The problem with your son is that, even if he reaches retirement age, he will not have a guaranteed pension, since he has worked independently; However, he hopes that with the social assistance of President López Obrador and what he can continue to send to his family, his situation will not be so complicated.

“Those politicians —from the PRIANRD— don’t know how they affected millions of families, and all because of the ambition to steal and let them steal with full hands,” explains Macías. “I stopped seeing my family, I missed my children’s birthdays and now several grandchildren’s, all because at that time the governments stole and let foreign companies steal. But what about the rest of the Mexicans?

He adds that even the qualifications of sell-outs and corrupt for those of the opposition in Mexico fall short, if one counts the damage they did to the people of Mexico, not only economically, but above all the pain caused by the death generated by violence and inequality.

“I hope they never come back,” he says categorically.

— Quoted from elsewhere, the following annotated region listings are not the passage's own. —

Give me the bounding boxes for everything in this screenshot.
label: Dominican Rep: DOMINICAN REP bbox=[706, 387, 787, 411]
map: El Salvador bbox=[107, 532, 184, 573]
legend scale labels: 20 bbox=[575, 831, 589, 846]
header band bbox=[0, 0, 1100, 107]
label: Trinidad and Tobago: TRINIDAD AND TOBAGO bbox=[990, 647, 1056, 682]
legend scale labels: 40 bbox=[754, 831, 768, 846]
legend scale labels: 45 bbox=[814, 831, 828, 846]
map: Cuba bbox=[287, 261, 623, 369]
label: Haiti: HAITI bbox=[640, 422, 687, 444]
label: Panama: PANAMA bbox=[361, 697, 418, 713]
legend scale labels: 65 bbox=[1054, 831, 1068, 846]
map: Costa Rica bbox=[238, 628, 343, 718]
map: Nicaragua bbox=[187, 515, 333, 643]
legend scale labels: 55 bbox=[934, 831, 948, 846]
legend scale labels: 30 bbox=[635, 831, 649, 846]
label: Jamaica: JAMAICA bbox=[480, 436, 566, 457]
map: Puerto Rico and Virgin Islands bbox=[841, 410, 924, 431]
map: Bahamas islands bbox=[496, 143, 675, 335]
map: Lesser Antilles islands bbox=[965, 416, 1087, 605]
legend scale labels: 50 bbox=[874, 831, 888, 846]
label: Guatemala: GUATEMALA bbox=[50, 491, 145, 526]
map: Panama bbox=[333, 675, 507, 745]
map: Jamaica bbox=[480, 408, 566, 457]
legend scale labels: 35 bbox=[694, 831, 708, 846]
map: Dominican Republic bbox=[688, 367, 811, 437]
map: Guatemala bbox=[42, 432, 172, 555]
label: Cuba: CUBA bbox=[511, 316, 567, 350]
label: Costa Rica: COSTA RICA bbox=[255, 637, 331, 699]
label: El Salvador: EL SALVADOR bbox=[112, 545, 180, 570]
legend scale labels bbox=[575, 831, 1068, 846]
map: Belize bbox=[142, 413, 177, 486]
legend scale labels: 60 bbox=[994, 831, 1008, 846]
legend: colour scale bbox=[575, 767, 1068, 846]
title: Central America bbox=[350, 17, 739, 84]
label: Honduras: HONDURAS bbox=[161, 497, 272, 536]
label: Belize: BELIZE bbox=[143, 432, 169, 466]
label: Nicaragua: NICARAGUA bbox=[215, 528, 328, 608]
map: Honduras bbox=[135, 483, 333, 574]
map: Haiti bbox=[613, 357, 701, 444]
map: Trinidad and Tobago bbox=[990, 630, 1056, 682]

After a broad talk in Placita Olvera, in downtown Los Angeles, a place where they spent a good time enjoying the dances and the people who came and went, the immigrants said that they hope that Mexicans have woken up and in the 2024 elections they will not give a single vote to PRIANRD.

In their conversation, these two immigrants showed that they were clear that the struggle for power in Mexico is not between the left or the right, liberals against conservatives, but that the real struggle and the one that has always existed, they said, is the struggle of those above against those below. “There is no more,” they assured.

After more than three decades outside of Mexico, neither Don Isidro nor Don Rutilo lose hope of returning to their family.

Agustín Durán is the local editor of the newspaper La Opinión, in the city of Los Angeles.